How do you properly do justice to the life story of a Hungarian-born Jew who survived the Holocaust and emigrated to the US, where he toiled in poverty and indignity in pursuit of the American dream?
According to the director of the highly anticipated new film The Brutalist the answer is to push back against how long film-makers are given to tell the tale.
Premiering at the Venice film festival on Sunday, the film – which stars Adrien Brody as the Hungarian architect László Tóth – has a running time of 215 minutes and a 15-minute intermission.
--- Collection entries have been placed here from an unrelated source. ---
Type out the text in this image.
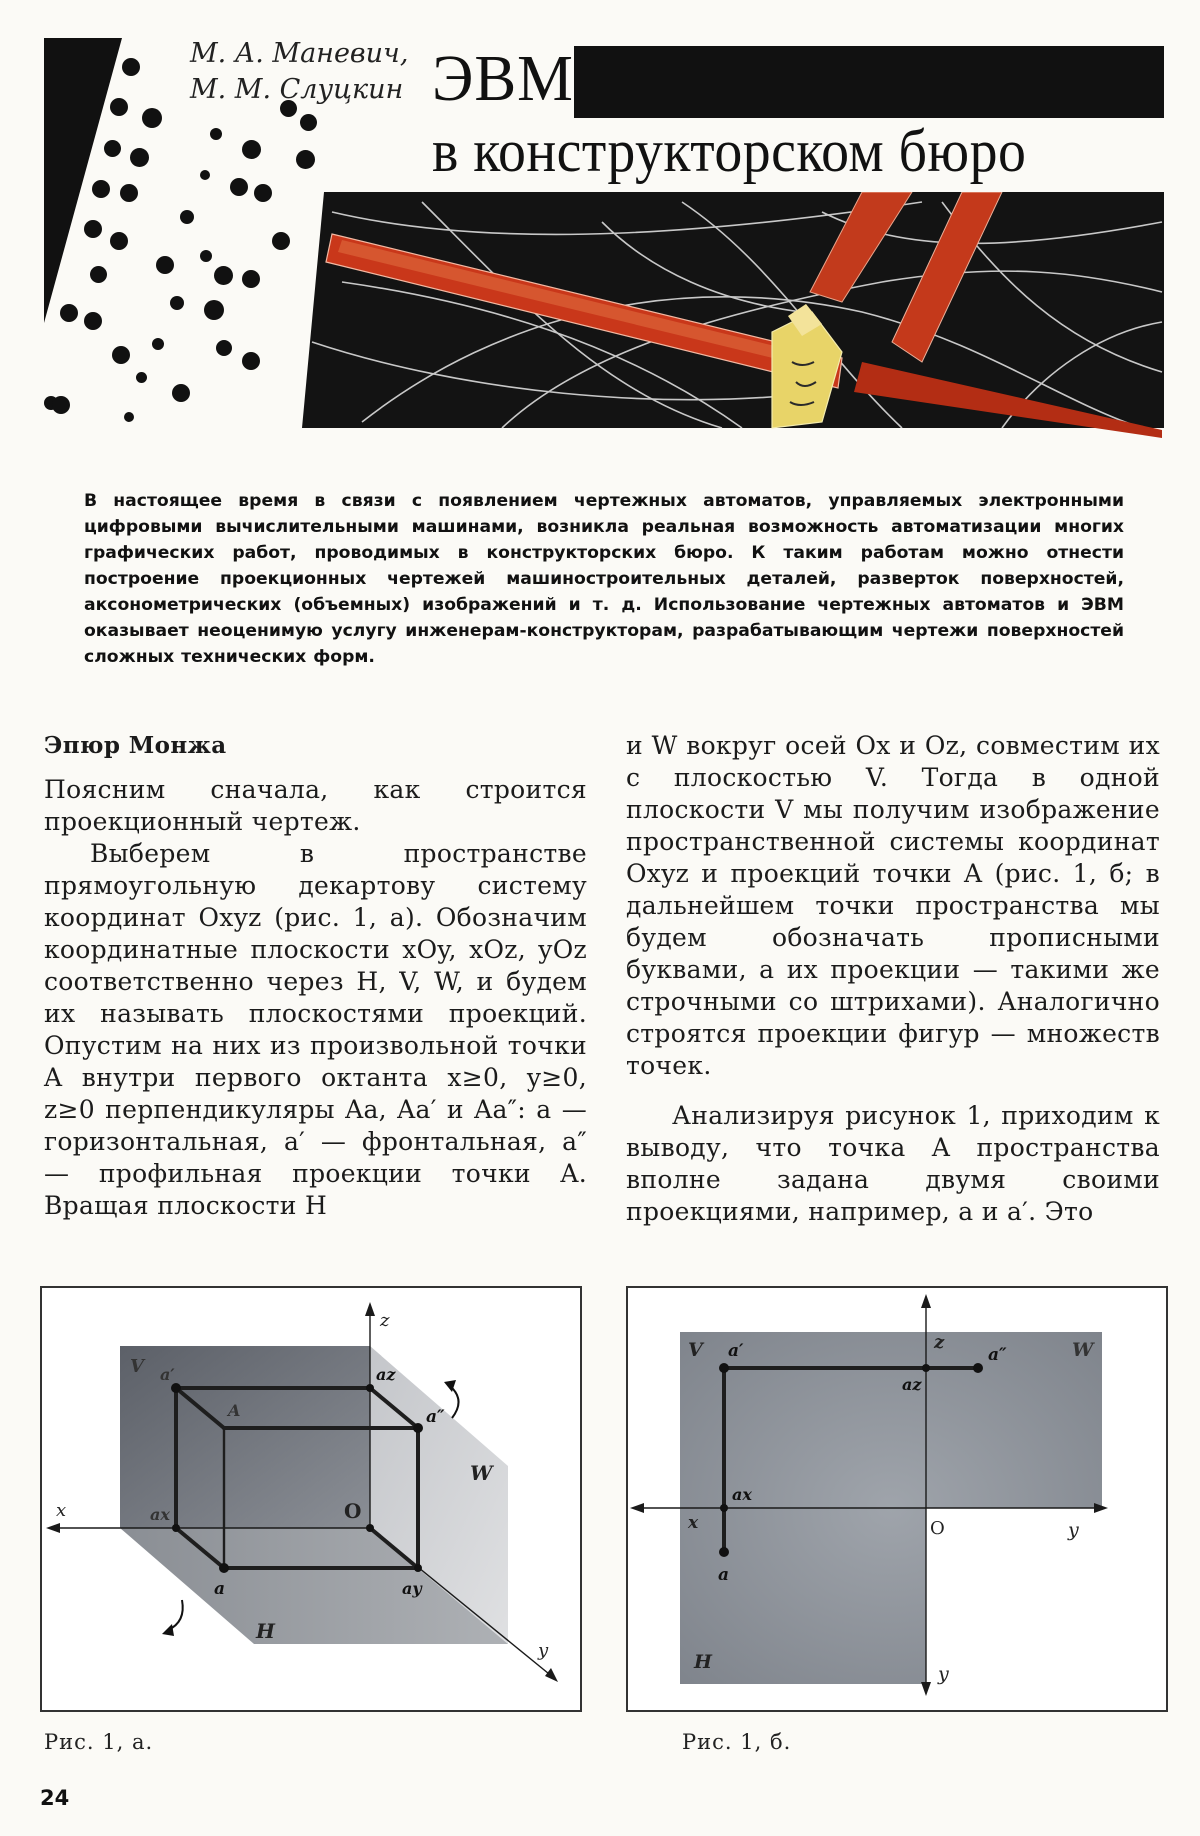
М. А. Маневич,
М. М. Слуцкин ЭВМ
в конструкторском бюро
В настоящее время в связи с появлением чертежных автоматов, управляемых электронными цифровыми вычислительными машинами, возникла реальная возможность автоматизации многих графических работ, проводимых в конструкторских бюро. К таким работам можно отнести построение проекционных чертежей машиностроительных деталей, разверток поверхностей, аксонометрических (объемных) изображений и т. д. Использование чертежных автоматов и ЭВМ оказывает неоценимую услугу инженерам-конструкторам, разрабатывающим чертежи поверхностей сложных технических форм.
Эпюр Монжа

Поясним сначала, как строится проекционный чертеж.

Выберем в пространстве прямоугольную декартову систему координат Oxyz (рис. 1, а). Обозначим координатные плоскости xOy, xOz, yOz соответственно через H, V, W, и будем их называть плоскостями проекций. Опустим на них из произвольной точки A внутри первого октанта x≥0, y≥0, z≥0 перпендикуляры Aa, Aa′ и Aa″: a — горизонтальная, a′ — фронтальная, a″ — профильная проекции точки A. Вращая плоскости H

и W вокруг осей Ox и Oz, совместим их с плоскостью V. Тогда в одной плоскости V мы получим изображение пространственной системы координат Oxyz и проекций точки A (рис. 1, б; в дальнейшем точки пространства мы будем обозначать прописными буквами, а их проекции — такими же строчными со штрихами). Аналогично строятся проекции фигур — множеств точек.

Анализируя рисунок 1, приходим к выводу, что точка A пространства вполне задана двумя своими проекциями, например, a и a′. Это

z
x
y
V
W
H
O
A
a′
a″
az
ax
a	ay
Рис. 1, а.
V	W
H
O
z
x	y
y
a′	a″
az
ax
a
Рис. 1, б.
24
Movies that go beyond the two-hour mark have increasingly been criticised in recent years as audiences and critics grow weary of sitting in cinema seats for extended periods.
“This was an incredibly difficult film to make,” a teary Brady Corbet said in passionate defence of his film at a festival press conference. “I’m very emotional today because I’ve been working on it for seven years, and it felt urgent every day for the better part of a decade.”
He added: “Because this film does everything we are told that we are not allowed to do. I think it’s quite silly to have a conversation about run time because that’s like criticising a book that has 700 pages instead of 100 pages. I’ve read great novellas and I’ve read longer masterpieces.
“Maybe the next film I make will be 45 minutes, and I should be allowed to do that, everyone should. The idea that we should fit into a box is silly. We should be past that, it’s 2024. As Harmony Korine once said, cinema is stuck in the birth canal. And I agree with him, so we should help it out.”
The film also stars Felicity Jones, Guy Pearce, Joe Alwyn and Isaach de Bankolé, who was applauded at the press conference after saying: “The length of the movie has nothing to do with the story of life. Life can be short or it can be long, it depends how we approach it.”
But long films are a theme of this year’s festival, with many passing the two-hour mark, such as Todd Phillips’s Joker: Folie à Deux (138 minutes), Luca Guadagnino’s Queer (135 minutes), Kevin Costner’s Horizon: An American Saga, chapters 1 and 2 (181 minutes and 190 minutes) and Lav Diaz’s Phantosmia (246 minutes).
The festival director, Alberto Barbera, even reminded attenders to check films’s lengths when planning their schedules.
“One of the somewhat significant transformations the industry is going through concerns the duration of films. Movies used to have this standard running time of between 90 and 120 minutes, but now those movies are the exceptions to a norm,” Barbera told Variety.
“[It’s] due to several factors. One is the impact of TV series. The other is an attempt by the theatrical sector to counteract the competition of streamers by offering viewers more complex, richer, longer experiences at the movie theatre.”
Asked why he decided to make The Brutalist a film instead of a TV series, Corbet, who won awards at Venice in 2015 for his debut film The Childhood of a Leader, added: “In my experience, television is not a writer’s medium but an executive’s medium.”
Brody also spoke of working to “champion” the journey of film-makers who are “trying to make something indelible, with all the obstacles we have in this medium”.
The Oscar winner compared the story of The Brutalist with that of his own mother, a photographer who emigrated to the US during the Hungarian revolution of 1956.
“Much like László she lost her home and pursued a dream of being an artist. I understand a great deal about the repercussions of that on her life and her work as an artist … [The film] is fiction but it feels very real to me,” he said.
Brody has previously defended the runtime of the movie, telling Vanity Fair “it’s hard to tell a lifetime in a film”.
Research by What to Watch suggests the average running time of the most commercially successful films increased from 110 minutes in 1981 to 141 minutes in 2022.
But while nine out of the 10 highest-grossing films of all time clock in at more two hours, with three (Avengers: Endgame, Avatar: The Way of Water and Titanic) lasting more than three hours each, audiences have not always been onboard.
Earlier this year, a market research poll claimed to have established that 92 minutes was the “ideal” movie length for American audiences. Of 2,000 people surveyed, 15% said films of more than 120 minutes were acceptable, while only 2% were happy with a movie longer than 150 minutes.
The issue came to the fore recently after some cinemas interrupted screenings of the 206-minute Martin Scorsese picture Killers of the Flower Moon with an intermission. Scorsese defended his film’s running time, saying: “Give cinema some respect.”
Sarah Atkinson, a professor of screen media at King’s College London, said while intermissions could boost audience levels and concession sales for cinemas, “directors like Scorsese view it as compromising their artistic vision. In contrast, film-makers like Corbet have integrated an interval into the film itself, including a countdown so audiences know when to return to their seats”.
She added: “Films aren’t just getting longer, they’re getting bigger. The Brutalist was shot in 70mm to reflect the widescreen experience of its 1950s temporal setting … This reflects broader trends seen in films like Oppenheimer and Dune: Part Two, which also utilised 70mm and were marketed as must-see theatrical experiences.”
This emphasis on cinematic scale and spectacle, Atkinson said, “is part of a larger effort to preserve film’s status as a unique medium, distinct from home streaming and on a cultural par with theatre”.